For many years, cloud providers had a lot of security provisions and compliance regulations. In addition, public cloud providers were not helping their customers follow compliance. New guidelines are finally available that expresses the safety uses of the cloud and the value that it can provide for businesses. With these new guidelines, it’s important to make sure CSPs (Certified Systems Professional’s) are following regulations so your cloud is protected.
How can you begin to make sure that your CSPs are compliant and following regulations? Be sure to look for a CSPs with a contract that includes language that expresses how the provider meets cloud compliance requirements. The CSP needs to be able to validate in an audit that they meet compliance requirements. It’s also equally important to know what to ask when reviewing a cloud contract.
During the audit, find out if the CSP has a professional security staff. This is important because they should be able to prove how each staff member is maintaining their sound access control.
Does the CSP’s offerings match with PCI DSS and HIPPA requirements? CSPs must be HIPAA compliant. Here is a detailed document that addresses cloud use in a PCI context.
Be sure they also prove the location of your data and how they will protect it. Your prospective CSP needs to have documentation that shows the location of their servers in the United States. If they express that their server resides outside of the United Sates, there could be privacy issues if another country is subject to laws of their own foreign government.
In order to keep costs down, many CSP’s use multitenancy.

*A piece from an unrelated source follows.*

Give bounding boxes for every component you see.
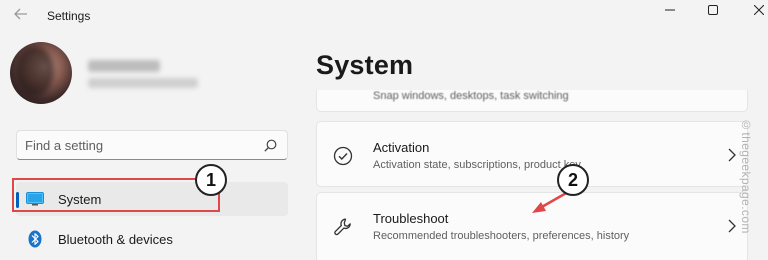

Multitenancy is where multiple applications operate in a shared environment. A single instance of software may run on a server of multiple tenants, where customers share virtual software applications. When they use this multitenancy, they must be able to prove they have security in place to prevent one customer from another customer’s personal data.
With any prospective CSP, application design, monitoring, incident response and disaster recovery are just as important to take into consideration. Regulatory policies will continue to change, so be prepared to constantly examine your IT infrastructure.